Kids loved 'em, adults not so much

Garbage Pail Kids were popular with the children of the '80s but their gross-out, often violent humor didn't always sit well with parents and teachers. In February 1986, the Sun Sentinel newspaper of Fort Lauderdale, Florida ran a New York Times report that stores couldn't keep them in stock. Topps spokesperson Norman Liss wouldn't release GPK sales figures, noting that this was a "very competitive business" while also telling the reporter "demand is incredible, more than we can keep up with."

In the midst of the craze, one parent shared that she had forbidden her 7-year-old from collecting any more cards, calling them "not at all healthy," while Tom Blair, principal of the Montrose, New York F.G. Lindsey School, called them "nasty and unkind — they make fun of the way people look and act."

Later that year, Original Appalachian Artworks Inc. of Cleveland, Georgia — owned by Cabbage Patch Kids' copyright owner Xavier Roberts, who had licensed the design to Coleco — sued Topps for copyright violation. Judge G. Ernest Tidwell ruled in their favor, per The New York Times, citing ”a fine line between parody and piracy" and calling the stickers ”an attempt to make money.” The matter was officially settled out of court, with Topps agreeing to alter the design to make the Garbage Pail Kids look less like Cabbage Patch Kids, but it was near the end for this iteration of Garbage Pail Kids anyway, as sales were dwindling. Topps stopped producing cards after the 15th series. 

You can't keep a good Garbage Pail Kid down

Per YouTube channel Toy Galaxy, Topps brought back Garbage Pail Kids cards in 2003 by finally printing the never-before-printed series 16 that had been planned for 1988. Series 2 soon followed with all new artwork and marked the first time that the cards were sold without the traditional stick of bubble gum. Five more series followed through 2007, followed by a two-year break and a return in 2010.

Since then, Topps has produced an annual release along with assorted branded merchandise, online exclusives, and themed sets, including the professional wrestling themed set shown above. In the words of Toy Galaxy host Dan Larson, "What began as a hybrid product, a spin-off of their own brand, and a parody of another would go on to be one of the longest running, most successful pop culture properties ever created by Topps." Like all successful satire, they are no longer reliant on their very specific interpretation of a very specific, relatively short-lived fad and now seek to satirize a wide-ranging assortment of current events and cultural norms. 
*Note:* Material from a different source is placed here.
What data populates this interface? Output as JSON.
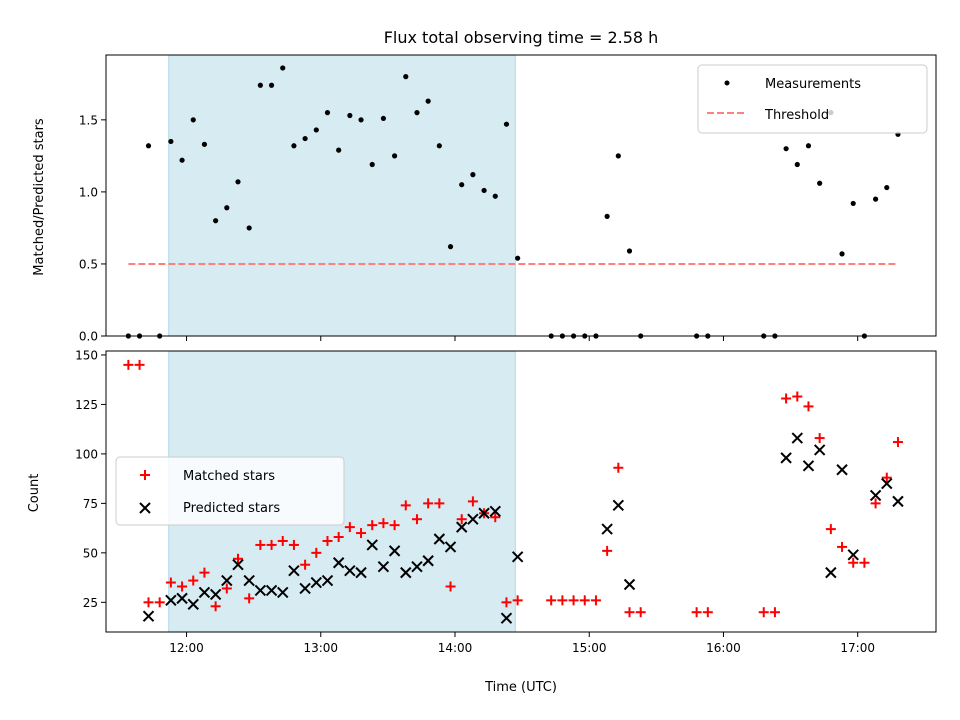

Are your old Garbage Pail Kids cards worth any money?

Garbage Pail Kids remain beloved among a loyal number of collectors and fans. GeePeeKay is a site that strives to be "the most complete reference website for Garbage Pail Kids collectors both new and old," run by Matt, who has been a collector since the 1980s and maintained the site since 2006. Galleries exist for every GPK series and there's even a feature that lets you look up your own name to see how it's been interpreted into Garbage Pail Kid form over the years — people named Paul have a whopping 23 renditions to gloat/cringe over.

If you have a few Garbage Pail Kids cards of your own collecting dust in your parents' garage, you might be in for a surprise pay day. Per Old Sports Cards, a mint condition Nasty Nick, the very first card from the very first series released in 1985 and featuring an adorable, dimpled vampire who appears to have just bitten the neck of a Barbie doll (and drawn blood?) will fetch an impressive $7,500.